Ultrarapid Metabolizer

Ein Grund für eine tatsächliche Therapieresistenz kann auch sein, „dass manche Patienten ‚Ultrarapid Metabolizer‘ sind, welche die verabreichten Substanzen aufgrund ihrer genetischen Disposition zu rasch abbauen“, sagt Kasper. Ebenso besteht die Möglichkeit, dass das Zentralnervensystem beziehungsweise die relevanten Neurotransmitter-Transportersysteme nicht sensitiv genug sind, damit sich die Wirkung des Antidepressivums entfalten kann. Therapieresistente Depressionen neigen auch zur Chronifizierung mit allen damit verbundenen negativen Konsequenzen wie beispielsweise Verlust des Arbeitsplatzes, Partnerproblematik und erhöhtem Suizidrisiko.

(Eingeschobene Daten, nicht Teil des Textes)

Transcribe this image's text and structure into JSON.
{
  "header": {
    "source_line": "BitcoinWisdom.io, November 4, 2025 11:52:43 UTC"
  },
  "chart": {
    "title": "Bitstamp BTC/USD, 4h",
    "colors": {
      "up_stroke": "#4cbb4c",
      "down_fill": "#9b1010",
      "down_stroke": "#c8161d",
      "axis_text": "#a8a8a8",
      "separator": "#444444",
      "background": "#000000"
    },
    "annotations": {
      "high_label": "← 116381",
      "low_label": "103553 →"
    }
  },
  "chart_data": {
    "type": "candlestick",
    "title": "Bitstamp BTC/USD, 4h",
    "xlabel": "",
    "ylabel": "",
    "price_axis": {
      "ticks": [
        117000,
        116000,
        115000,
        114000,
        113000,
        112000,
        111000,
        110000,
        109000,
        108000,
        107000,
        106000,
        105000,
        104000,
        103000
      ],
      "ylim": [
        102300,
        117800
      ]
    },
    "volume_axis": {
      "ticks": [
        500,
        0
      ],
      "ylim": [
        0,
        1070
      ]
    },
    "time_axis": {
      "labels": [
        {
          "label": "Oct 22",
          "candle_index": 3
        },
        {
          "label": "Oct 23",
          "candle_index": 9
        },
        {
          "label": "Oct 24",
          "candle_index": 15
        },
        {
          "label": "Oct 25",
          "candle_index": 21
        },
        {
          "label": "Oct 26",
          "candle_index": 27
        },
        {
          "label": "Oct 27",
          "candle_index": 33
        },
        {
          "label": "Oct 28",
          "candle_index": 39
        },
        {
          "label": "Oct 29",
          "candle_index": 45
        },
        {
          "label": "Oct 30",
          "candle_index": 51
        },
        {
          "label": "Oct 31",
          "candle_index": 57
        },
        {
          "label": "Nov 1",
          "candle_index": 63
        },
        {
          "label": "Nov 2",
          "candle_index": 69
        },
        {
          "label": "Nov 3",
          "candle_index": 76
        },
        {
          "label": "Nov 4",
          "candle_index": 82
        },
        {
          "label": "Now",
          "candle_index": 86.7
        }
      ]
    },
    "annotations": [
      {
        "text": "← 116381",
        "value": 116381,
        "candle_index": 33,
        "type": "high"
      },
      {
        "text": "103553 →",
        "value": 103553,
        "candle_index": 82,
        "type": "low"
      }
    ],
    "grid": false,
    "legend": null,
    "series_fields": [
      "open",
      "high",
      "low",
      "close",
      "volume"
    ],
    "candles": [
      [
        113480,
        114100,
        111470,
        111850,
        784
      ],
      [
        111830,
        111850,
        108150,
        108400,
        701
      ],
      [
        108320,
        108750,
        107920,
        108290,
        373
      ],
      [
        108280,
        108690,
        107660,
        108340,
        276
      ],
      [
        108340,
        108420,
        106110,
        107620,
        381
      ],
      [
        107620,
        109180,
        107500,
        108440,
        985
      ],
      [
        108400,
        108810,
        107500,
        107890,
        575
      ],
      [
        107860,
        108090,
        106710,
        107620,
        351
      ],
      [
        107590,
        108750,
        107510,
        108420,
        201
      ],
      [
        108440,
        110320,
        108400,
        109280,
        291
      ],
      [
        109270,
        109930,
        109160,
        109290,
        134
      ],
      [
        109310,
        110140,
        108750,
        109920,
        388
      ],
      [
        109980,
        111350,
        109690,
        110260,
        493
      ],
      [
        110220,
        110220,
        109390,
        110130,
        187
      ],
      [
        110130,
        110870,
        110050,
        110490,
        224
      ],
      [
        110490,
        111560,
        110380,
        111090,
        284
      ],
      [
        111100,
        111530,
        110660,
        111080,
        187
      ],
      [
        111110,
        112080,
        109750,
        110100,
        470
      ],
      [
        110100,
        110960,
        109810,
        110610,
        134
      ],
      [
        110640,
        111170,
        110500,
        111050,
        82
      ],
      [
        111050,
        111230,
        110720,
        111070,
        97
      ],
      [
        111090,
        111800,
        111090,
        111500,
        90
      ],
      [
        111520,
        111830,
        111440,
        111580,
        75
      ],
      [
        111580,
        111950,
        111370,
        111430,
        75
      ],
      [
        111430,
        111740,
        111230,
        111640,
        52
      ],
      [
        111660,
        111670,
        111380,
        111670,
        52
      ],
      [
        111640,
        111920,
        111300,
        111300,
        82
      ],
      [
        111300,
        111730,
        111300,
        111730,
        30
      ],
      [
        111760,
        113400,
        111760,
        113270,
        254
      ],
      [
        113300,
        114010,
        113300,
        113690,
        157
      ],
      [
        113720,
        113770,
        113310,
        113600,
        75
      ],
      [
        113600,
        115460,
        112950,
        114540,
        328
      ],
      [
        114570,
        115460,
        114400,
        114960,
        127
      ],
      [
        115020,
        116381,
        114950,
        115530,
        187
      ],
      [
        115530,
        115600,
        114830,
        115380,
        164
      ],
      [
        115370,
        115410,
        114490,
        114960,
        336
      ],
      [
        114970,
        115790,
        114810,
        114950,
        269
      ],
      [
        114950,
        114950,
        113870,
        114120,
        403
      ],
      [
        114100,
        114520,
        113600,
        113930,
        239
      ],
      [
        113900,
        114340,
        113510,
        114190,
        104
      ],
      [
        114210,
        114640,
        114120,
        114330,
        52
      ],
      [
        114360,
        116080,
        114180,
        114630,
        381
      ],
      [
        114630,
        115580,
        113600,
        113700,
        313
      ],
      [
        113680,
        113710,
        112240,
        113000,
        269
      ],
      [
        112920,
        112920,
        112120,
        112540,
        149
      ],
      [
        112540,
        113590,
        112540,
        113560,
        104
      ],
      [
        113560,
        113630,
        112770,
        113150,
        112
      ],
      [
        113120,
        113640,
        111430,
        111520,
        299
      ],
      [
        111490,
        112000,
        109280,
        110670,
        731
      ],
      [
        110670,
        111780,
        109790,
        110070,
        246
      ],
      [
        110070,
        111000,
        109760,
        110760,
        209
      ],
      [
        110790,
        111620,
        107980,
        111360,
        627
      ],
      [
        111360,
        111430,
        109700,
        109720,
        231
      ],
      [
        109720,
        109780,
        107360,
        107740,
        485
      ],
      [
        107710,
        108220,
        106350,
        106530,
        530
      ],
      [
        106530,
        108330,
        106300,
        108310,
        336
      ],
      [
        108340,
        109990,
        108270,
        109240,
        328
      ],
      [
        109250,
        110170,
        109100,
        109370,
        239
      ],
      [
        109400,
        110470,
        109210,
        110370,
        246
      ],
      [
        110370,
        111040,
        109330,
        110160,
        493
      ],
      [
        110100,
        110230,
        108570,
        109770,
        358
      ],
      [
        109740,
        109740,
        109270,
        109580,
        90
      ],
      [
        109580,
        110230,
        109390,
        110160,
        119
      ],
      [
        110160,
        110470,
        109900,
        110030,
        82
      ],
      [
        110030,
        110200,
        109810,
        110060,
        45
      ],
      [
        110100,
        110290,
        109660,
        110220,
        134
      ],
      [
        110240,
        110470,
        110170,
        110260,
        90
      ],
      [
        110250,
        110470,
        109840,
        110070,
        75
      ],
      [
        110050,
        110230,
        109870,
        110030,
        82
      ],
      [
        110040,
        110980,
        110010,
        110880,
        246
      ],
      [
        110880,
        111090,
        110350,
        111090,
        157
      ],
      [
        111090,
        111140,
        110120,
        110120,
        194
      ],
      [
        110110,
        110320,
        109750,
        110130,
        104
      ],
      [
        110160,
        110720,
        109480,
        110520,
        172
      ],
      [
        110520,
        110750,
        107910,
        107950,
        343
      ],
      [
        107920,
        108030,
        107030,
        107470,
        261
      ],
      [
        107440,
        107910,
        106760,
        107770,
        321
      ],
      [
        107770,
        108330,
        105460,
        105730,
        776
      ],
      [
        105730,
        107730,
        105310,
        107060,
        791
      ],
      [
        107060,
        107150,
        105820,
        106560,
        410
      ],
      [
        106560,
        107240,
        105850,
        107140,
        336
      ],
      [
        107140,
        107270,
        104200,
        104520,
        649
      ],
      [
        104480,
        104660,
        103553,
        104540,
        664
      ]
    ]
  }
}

„Wichtige Behandlungpartner“ sind den Aussagen der Experten zufolge Allgemeinmediziner: Sie sind meist die erste Anlaufstelle für Menschen mit Depressionen. Kasper dazu: „Eine Depression betrifft sehr viele Menschen und sollte so selbstverständlich wie Bluthochdruck behandelt werden – möglichst ohne den Versuch, einen Bogen darum zu machen.“ Ein Arzt-Patienten-Gespräch mit einer Aufklärung über den Behandlungsverlauf und die realistischen Erwartungen muss ebenso zum Standardrepertoire des Hausarztes gehören wie die medikamentöse Einstellung der Patienten. Bei Vorliegen einer Therapieresistenz, bei suizidalem Verhalten oder wenn der Patient psychotische Merkmale im Sinn einer wahnhaften Depression zeigt, ist eine Überweisung an den Facharzt ratsam.